Un psicópata viola y asesina a una niña de seis años.
Una pareja de novios, ocupantes de una cabina de una atracción de feria, mueren al soltarse ésta de su sujeción e impactar con el suelo.
Tres jóvenes que regresaban de un botellón a las seis de la mañana se estrellan con su coche y mueren en el acto.
Una mujer es acuchillada por su ex-marido, sobre el que había una orden de alejamiento.
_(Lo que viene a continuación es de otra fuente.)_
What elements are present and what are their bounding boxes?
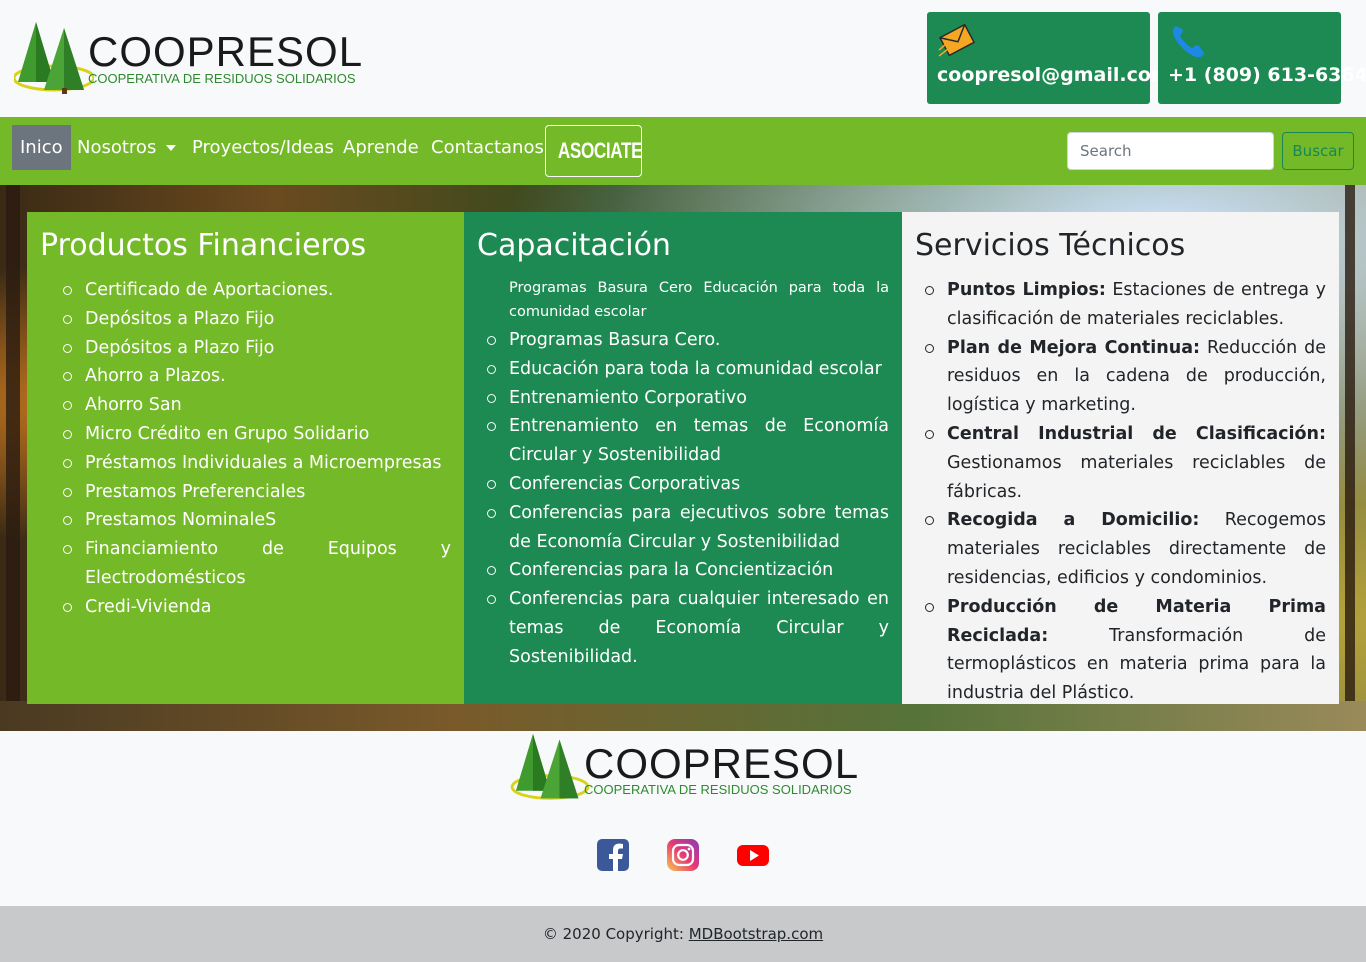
list-item: Entrenamiento Corporativo [487,384,889,413]
facebook-icon[interactable] [596,838,630,872]
list-item: Central Industrial de Clasificación: Ges… [925,420,1326,506]
main-navbar: Inico Nosotros Proyectos/Ideas Aprende C… [0,117,1366,185]
list-item: Préstamos Individuales a Microempresas [63,449,451,478]
training-title: Capacitación [477,228,671,263]
training-intro: Programas Basura Cero Educación para tod… [509,280,889,320]
footer-brand-tagline: COOPERATIVA DE RESIDUOS SOLIDARIOS [584,782,852,797]
financial-products-list: Certificado de Aportaciones. Depósitos a… [40,276,451,622]
service-term: Central Industrial de Clasificación: [947,423,1326,444]
list-item: Depósitos a Plazo Fijo [63,334,451,363]
technical-services-panel: Servicios Técnicos Puntos Limpios: Estac… [902,212,1339,704]
email-contact-box[interactable]: coopresol@gmail.com [927,12,1171,104]
brand-tagline: COOPERATIVA DE RESIDUOS SOLIDARIOS [88,71,356,86]
list-item: Prestamos Preferenciales [63,478,451,507]
financial-products-title: Productos Financieros [40,228,367,263]
youtube-icon[interactable] [736,838,770,872]
copyright-link[interactable]: MDBootstrap.com [689,925,823,943]
list-item: Certificado de Aportaciones. [63,276,451,305]
list-item: Entrenamiento en temas de Economía Circu… [487,412,889,470]
footer-brand-logo[interactable]: COOPRESOL COOPERATIVA DE RESIDUOS SOLIDA… [510,732,860,804]
list-item: Ahorro San [63,391,451,420]
phone-contact-box[interactable]: +1 (809) 613-6364 [1158,12,1366,104]
phone-icon [1173,26,1204,58]
asociate-button[interactable]: ASOCIATE [545,125,643,177]
list-item: Prestamos NominaleS [63,506,451,535]
nav-item-aprende[interactable]: Aprende [343,125,419,170]
nav-item-nosotros-label: Nosotros [77,137,157,158]
list-item: Financiamiento de Equipos y Electrodomés… [63,535,451,593]
tree-trunk-decor [6,185,20,731]
service-term: Puntos Limpios: [947,280,1106,300]
nav-item-nosotros[interactable]: Nosotros [77,125,177,170]
search-button[interactable]: Buscar [1282,132,1354,170]
list-item: Plan de Mejora Continua: Reducción de re… [925,334,1326,420]
list-item: Micro Crédito en Grupo Solidario [63,420,451,449]
list-item: Depósitos a Plazo Fijo [63,305,451,334]
list-item: Ahorro a Plazos. [63,362,451,391]
search-input[interactable] [1067,132,1274,170]
nav-item-inicio[interactable]: Inico [12,125,71,170]
list-item: Conferencias para ejecutivos sobre temas… [487,499,889,557]
list-item: Educación para toda la comunidad escolar [487,355,889,384]
list-item: Conferencias Corporativas [487,470,889,499]
footer-brand-name: COOPRESOL [584,740,860,787]
service-desc: Gestionamos materiales reciclables de fá… [947,452,1326,502]
training-list: Programas Basura Cero. Educación para to… [477,326,889,672]
hero-section: Productos Financieros Certificado de Apo… [0,185,1366,731]
brand-logo[interactable]: COOPRESOL COOPERATIVA DE RESIDUOS SOLIDA… [14,20,364,96]
service-term: Recogida a Domicilio: [947,510,1200,531]
training-panel: Capacitación Programas Basura Cero Educa… [464,212,902,704]
tree-logo-icon [14,22,94,94]
phone-text: +1 (809) 613-6364 [1168,64,1366,86]
list-item: Conferencias para cualquier interesado e… [487,585,889,671]
brand-name: COOPRESOL [88,28,364,75]
nav-item-proyectos[interactable]: Proyectos/Ideas [192,125,334,170]
nav-item-contactanos[interactable]: Contactanos [431,125,544,170]
service-term: Plan de Mejora Continua: [947,337,1201,358]
list-item: Recogida a Domicilio: Recogemos material… [925,506,1326,592]
list-item: Credi-Vivienda [63,593,451,622]
technical-services-list: Puntos Limpios: Estaciones de entrega y … [915,276,1326,708]
copyright-bar: © 2020 Copyright: MDBootstrap.com [0,906,1366,962]
copyright-text: © 2020 Copyright: [542,925,689,943]
list-item: Programas Basura Cero. [487,326,889,355]
envelope-icon [938,23,976,57]
tree-trunk-decor [1345,185,1355,731]
list-item: Puntos Limpios: Estaciones de entrega y … [925,276,1326,334]
chevron-down-icon [166,145,177,151]
list-item: Producción de Materia Prima Reciclada: T… [925,593,1326,708]
list-item: Conferencias para la Concientización [487,556,889,585]
technical-services-title: Servicios Técnicos [915,228,1186,263]
tree-logo-icon [510,733,590,800]
instagram-icon[interactable] [666,838,700,872]
financial-products-panel: Productos Financieros Certificado de Apo… [27,212,464,704]
asociate-label: ASOCIATE [557,138,643,163]
site-header: COOPRESOL COOPERATIVA DE RESIDUOS SOLIDA… [0,0,1366,117]
email-text: coopresol@gmail.com [937,64,1171,86]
Casos éstos o similares, cada vez más frecuentes, cuya enumeración en los noticieros suele acabar con la fórmula: "El Ayuntamiento ha decretado tres días de luto oficial". A diario en cualquier ciudad mueren decenas de personas a las que sólo sus familias y amigos les guardan luto. No sé por qué motivo ni desde cuándo se ha impuesto la idea de que si la muerte se produce en trágicas circunstancias (y cuál no lo es) el luto debe tener carácter oficial. La consecuencia es la devaluación de esta solemnidad cívica, que debería estar reservada para catástrofes con un elevado número de víctimas (inundaciones, terremotos) o para cuando fallezca una alta autoridad. Como un ex-presidente de Gobierno. Total, tampoco hay tantos.
1 comentario:
Hay otra curiosa contradicción en esto del luto oficial, producto quizás de nuestra compleja y no asumida posición ante el punto final de nuestras vidas.
¿Hay más razones para el luto en la muerte violenta de una chica anónima de doce años, o en la de un señor presidente que muere a los 82, tras una vida plenamente desarrollada y exitosa? A mi parecer, lo primero debería llevarnos al dolor, el luto y la reflexión; lo segundo, a una alegre y respetuosa fiesta de la vida, en la que se homenajeara contenidamente al protagonista y a sus allegados y se les agradeciera la labor realizada.
El luto es duelo; lo demás es convención, formas sociales, homenaje... lo que se quiera, pero quizás deberíamos separarlo. Pero ambos merecen símbolos, como las banderas arriadas, porque los ritos son importantes.